Your relationship with your mama might not feel like it used to. Like an old pair of jeans that’s comfortable … but no longer your style. And you think, “I just can’t do this any more.”
You have become independent and genuinely concerned about the world outside. About other people. Stronger. Braver. Better than you were before divorce opened your eyes to the way the world looks at you. The life you had planned for yourself might not seem big enough all of a sudden. You’re thinking about changing directions. A new career. Maybe even a new home. Move out of state. How will she ever understand?
Does it matter?
Time to move on.
There are a thousand little ways in which the world doesn’t fit from this point forward. Television commercials look really stupid. Material possessions have no meaning. Your mama’s house is now disgustingly sanitary. Salespeople look at you like you’re an idiot when you try to bargain, but they’ve got money in their pockets, you don’t. And everybody has too much … stuff.
Even words don’t seem the same. You hear, “Family Court.” Family Court is a place … it’s not just words any more. How could you possibly have imagined spending the rest of your life getting chills whenever you thought of the words, “shared custody” and “court-ordered child support,” with the steady haunting cry of your children in the background. Who else will ever understand that? The world is never going to be the same again.
So what do you do? First, forgive your mama. When she listens to you it reminds her of the hell she never wanted for herself. Her idea of trash comes from a long line of pretentious women. Face it, she’ll never, not in a million years, understand you. It’s not the same as having been there. You know that. Your dad worships the ground she walks on. Always has. She quit high school to marry him and never worked in the public a day in her life. Sure, her life wasn’t a bed of roses, but her husband loved her to pieces … she got past the thorns.
You look hard at other people’s marriages now, fully aware nobody knows what goes on inside one. Be assured, they’re going to be looking at you too, and listening to see how you survive this. After all, you’ve lived it. It’s changed you … it hasn’t changed them. So you have to be a little patient with them … you have to be a little forgiving if they don’t quite get it. But I think you can only do that if they are willing to let you be the person you have become.
It is not the crap you’ve been through …and it’s not the good things that you’ve done since that have to be shared. It is who you have become that has to be shared. You don’t have to find people who’ve been divorced to understand you, but you have to find people to understand you. Can accept you and your mistakes, love you unconditionally. And if your old friends won’t let you be the person you’ve become, make new friends. There are a lot of good people out there. You know that single mom down the street? The one that mows her own yard, and has a garage sale every year to make ends meet? Go talk to her.
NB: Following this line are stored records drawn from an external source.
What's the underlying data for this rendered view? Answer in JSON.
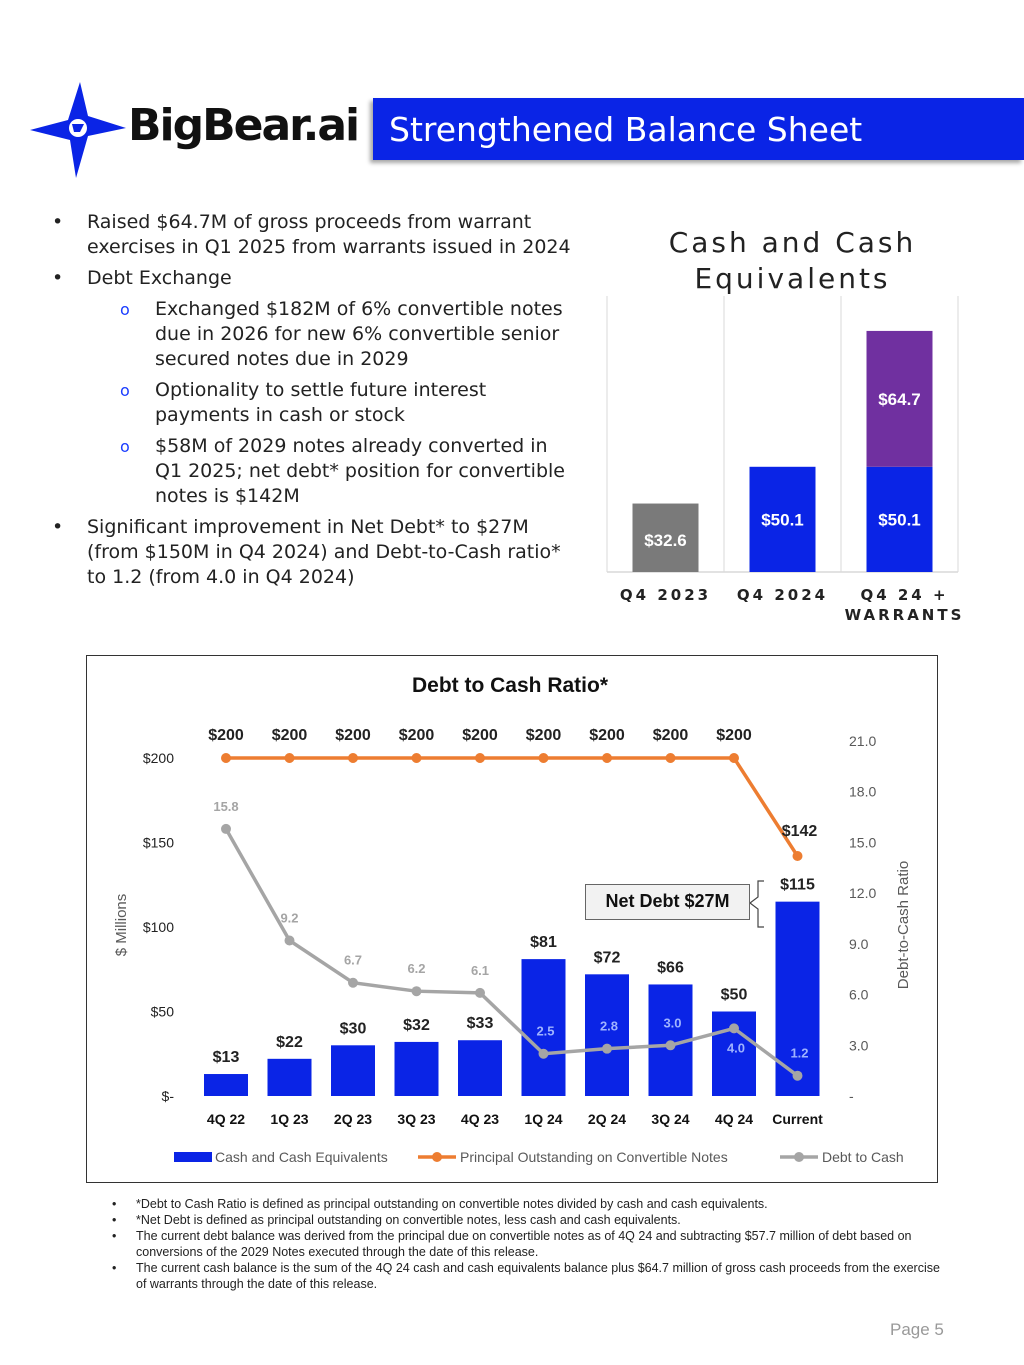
{
  "header": {
    "logo_text": "BigBear.ai",
    "title": "Strengthened Balance Sheet"
  },
  "bullets": [
    {
      "level": 1,
      "text": "Raised $64.7M of gross proceeds from warrant exercises in Q1 2025 from warrants issued in 2024"
    },
    {
      "level": 1,
      "text": "Debt Exchange"
    },
    {
      "level": 2,
      "text": "Exchanged $182M of 6% convertible notes due in 2026 for new 6% convertible senior secured notes due in 2029"
    },
    {
      "level": 2,
      "text": "Optionality to settle future interest payments in cash or stock"
    },
    {
      "level": 2,
      "text": "$58M of 2029 notes already converted in Q1 2025; net debt* position for convertible notes is $142M"
    },
    {
      "level": 1,
      "text": "Significant improvement in Net Debt* to $27M (from $150M in Q4 2024) and Debt-to-Cash ratio* to 1.2 (from 4.0 in Q4 2024)"
    }
  ],
  "chart_data": [
    {
      "type": "bar",
      "stacked": true,
      "title": "Cash and Cash Equivalents",
      "categories": [
        "Q4 2023",
        "Q4 2024",
        "Q4 24 + WARRANTS"
      ],
      "series": [
        {
          "name": "Cash",
          "values": [
            32.6,
            50.1,
            50.1
          ],
          "labels": [
            "$32.6",
            "$50.1",
            "$50.1"
          ],
          "colors": [
            "#7a7a7a",
            "#0a24e6",
            "#0a24e6"
          ]
        },
        {
          "name": "Warrant proceeds",
          "values": [
            0,
            0,
            64.7
          ],
          "labels": [
            "",
            "",
            "$64.7"
          ],
          "colors": [
            "#7030a0",
            "#7030a0",
            "#7030a0"
          ]
        }
      ],
      "ylim": [
        0,
        130
      ]
    },
    {
      "type": "bar",
      "title": "Debt to Cash Ratio*",
      "categories": [
        "4Q 22",
        "1Q 23",
        "2Q 23",
        "3Q 23",
        "4Q 23",
        "1Q 24",
        "2Q 24",
        "3Q 24",
        "4Q 24",
        "Current"
      ],
      "ylabel": "$ Millions",
      "y2label": "Debt-to-Cash Ratio",
      "ylim": [
        0,
        200
      ],
      "y_ticks": [
        "$-",
        "$50",
        "$100",
        "$150",
        "$200"
      ],
      "y2lim": [
        0,
        21
      ],
      "y2_ticks": [
        "-",
        "3.0",
        "6.0",
        "9.0",
        "12.0",
        "15.0",
        "18.0",
        "21.0"
      ],
      "series": [
        {
          "name": "Cash and Cash Equivalents",
          "kind": "bar",
          "color": "#0a24e6",
          "values": [
            13,
            22,
            30,
            32,
            33,
            81,
            72,
            66,
            50,
            115
          ],
          "labels": [
            "$13",
            "$22",
            "$30",
            "$32",
            "$33",
            "$81",
            "$72",
            "$66",
            "$50",
            "$115"
          ]
        },
        {
          "name": "Principal Outstanding on Convertible Notes",
          "kind": "line",
          "color": "#ed7d31",
          "values": [
            200,
            200,
            200,
            200,
            200,
            200,
            200,
            200,
            200,
            142
          ],
          "labels": [
            "$200",
            "$200",
            "$200",
            "$200",
            "$200",
            "$200",
            "$200",
            "$200",
            "$200",
            "$142"
          ]
        },
        {
          "name": "Debt to Cash",
          "kind": "line",
          "axis": "right",
          "color": "#a5a5a5",
          "values": [
            15.8,
            9.2,
            6.7,
            6.2,
            6.1,
            2.5,
            2.8,
            3.0,
            4.0,
            1.2
          ],
          "labels": [
            "15.8",
            "9.2",
            "6.7",
            "6.2",
            "6.1",
            "2.5",
            "2.8",
            "3.0",
            "4.0",
            "1.2"
          ]
        }
      ],
      "annotation": "Net Debt $27M"
    }
  ],
  "footnotes": [
    "*Debt to Cash Ratio is defined as principal outstanding on convertible notes divided by cash and cash equivalents.",
    "*Net Debt is defined as principal outstanding on convertible notes, less cash and cash equivalents.",
    "The current debt balance was derived from the principal due on convertible notes as of 4Q 24 and subtracting $57.7 million of debt based on conversions of the 2029 Notes executed through the date of this release.",
    "The current cash balance is the sum of the 4Q 24 cash and cash equivalents balance plus $64.7 million of gross cash proceeds from the exercise of warrants through the date of this release."
  ],
  "footer": {
    "page": "Page 5"
  }
}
You’ll find friends who can confirm who you are … and who you are becoming. Even if that is not clear to you now. In many ways, the person you will be six months from now is still developing right outside of consciousness. You don’t know yet how much you’ve changed. And you won’t know for another six months or a year. It isn’t a good idea to make any major life decisions before then. You might want to … but give yourself some time.
Find a cause … something that you believe in … and work for it. If the world doesn’t fit any more, then you have to create a world for yourself that does fit. A place where you can feel at home.
Some of us have been taken out of our fishbowls and put back in again. Your mama’s from another time, another place. It’s her life. It’s the way it is. Love her, but go on. After all, she’s never been out of her fishbowl.